By default `protocol='dap2'`, however the default behavior may change in the future.


In [None]:
%%time
ds = open_url(url, protocol='dap2')

In [None]:
ds.tree()

In [None]:
print('Dataset memory user [GBs, uncompressed]: ', ds.nbytes/1e9)

**Inspect single variable**



In [None]:
ts = ds['ts']
ts

**Grid Arrays**

- No longer implemented in `DAP4`. These carry copies of dimensions/coverage, and can be considered self-contained.
- Attempting to download into memory `ts` also downloads `time`, `lat`, `lon`.
- Attributes sit the `GridType` level. For example:

```python
ds['ts'].attributes
```
and
```python
ds['ts']['ts'].attributes
```
yield different results.


In [None]:
def decode(variable) -> np.ndarray:
    """Decodes the variable BaseType according with atributes:
        _FillValue
        scale_factor

    Parameters:
        variable: BaseType (pydap model)
    """
    import pydap
    scale_factor = 1
    _Fillvalue = None

    if 'scale_factor' in variable.attributes:
        scale_factor = variable.scale_factor
    if '_FillValue' in variable.attributes:
        if isinstance(variable, pydap.model.GridType):
            data = np.where(variable.array.data == variable._FillValue, np.nan, variable.array.data) 
        elif isinstance(variable, pydap.model.BaseType):
            data = np.where(variable.data == variable._FillValue, np.nan, variable.data)    
    else:
        data = variable.data
    return scale_factor * data

In [None]:
ts.tree()

**Let's make some plots!**

We will pick the Grid type `ts` at `time=0`. Will use `pydap`.
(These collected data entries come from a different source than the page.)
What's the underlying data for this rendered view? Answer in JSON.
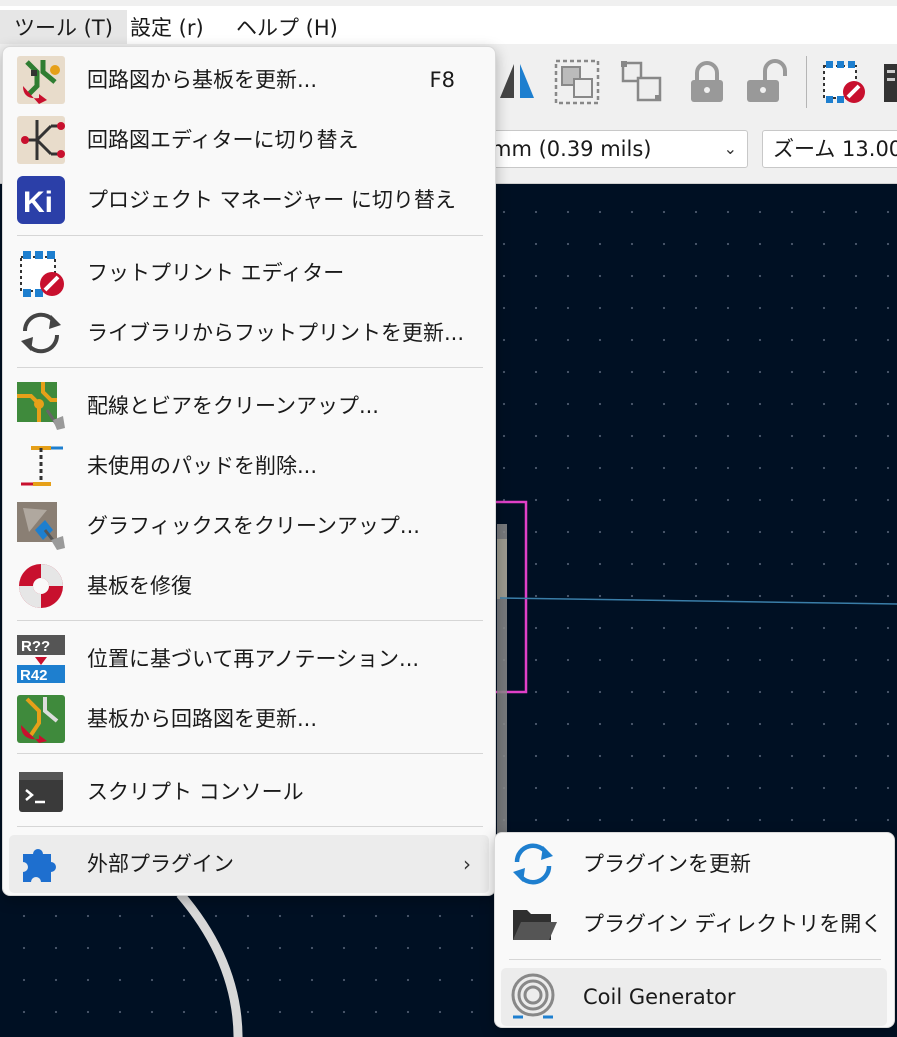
{
  "menubar": {
    "tools": "ツール (T)",
    "settings": "設定 (r)",
    "help": "ヘルプ (H)"
  },
  "toolbar": {
    "grid_value": "mm (0.39 mils)",
    "zoom_value": "ズーム 13.00"
  },
  "tools_menu": {
    "items": [
      {
        "label": "回路図から基板を更新...",
        "shortcut": "F8",
        "icon": "update-pcb-from-schematic-icon"
      },
      {
        "label": "回路図エディターに切り替え",
        "icon": "schematic-editor-icon"
      },
      {
        "label": "プロジェクト マネージャー に切り替え",
        "icon": "kicad-project-manager-icon"
      },
      {
        "label": "フットプリント エディター",
        "icon": "footprint-editor-icon"
      },
      {
        "label": "ライブラリからフットプリントを更新...",
        "icon": "refresh-icon"
      },
      {
        "label": "配線とビアをクリーンアップ...",
        "icon": "cleanup-tracks-icon"
      },
      {
        "label": "未使用のパッドを削除...",
        "icon": "remove-unused-pads-icon"
      },
      {
        "label": "グラフィックスをクリーンアップ...",
        "icon": "cleanup-graphics-icon"
      },
      {
        "label": "基板を修復",
        "icon": "repair-board-icon"
      },
      {
        "label": "位置に基づいて再アノテーション...",
        "icon": "reannotate-icon"
      },
      {
        "label": "基板から回路図を更新...",
        "icon": "update-schematic-from-pcb-icon"
      },
      {
        "label": "スクリプト コンソール",
        "icon": "script-console-icon"
      },
      {
        "label": "外部プラグイン",
        "arrow": "›",
        "icon": "plugin-puzzle-icon"
      }
    ]
  },
  "plugin_menu": {
    "items": [
      {
        "label": "プラグインを更新",
        "icon": "refresh-plugins-icon"
      },
      {
        "label": "プラグイン ディレクトリを開く",
        "icon": "open-folder-icon"
      },
      {
        "label": "Coil Generator",
        "icon": "coil-icon"
      }
    ]
  },
  "colors": {
    "canvas_bg": "#001023",
    "menu_bg": "#f9f9f9",
    "selection_magenta": "#e040c8",
    "track_cyan": "#3a7ea8"
  }
}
**NOTE**: When making a plot, check for missing values, scale factors, units.


In [None]:
ds['ts'].shape

In [None]:
# download the entire GridType, single snapshot
GTS = ds['ts'][0, :, :]
GTS

In [None]:
GTS.attributes

In [None]:
GTS.shape

In [None]:
len(GTS.data), type(GTS.data)

`NOTE`:
```python
# why are the two different?
len(GTS.data) != GTS.shape 
```
this is because downloading the Grid array downloads too its coordinate dimensions, resulting in a list!


In [None]:
# download the only Array, single snapshot
TS = ds['ts']['ts'][0, :, :]
TS

In [None]:
TS.attributes

```{note}
Since the data is periodic in longitude, we need to append a copy to the array. We need to do this since cartopy interpolates data. If we don't, then there will be missing longitude band of missing data in for plot as shown below:
```

In [None]:
Lon, Lat = np.meshgrid(GTS['lon'].data, GTS['lat'].data)

In [None]:
plt.figure(figsize=(15, 5))
ax = plt.axes(projection=ccrs.Mollweide())
ax.set_global()
ax.coastlines()
ax.contourf(Lon, Lat, np.squeeze(decode(GTS)), 200, transform=ccrs.PlateCarree(), cmap='jet')
plt.show()

**Fig 1**. Global Near surface temperature on a (longitude)-periodic domain.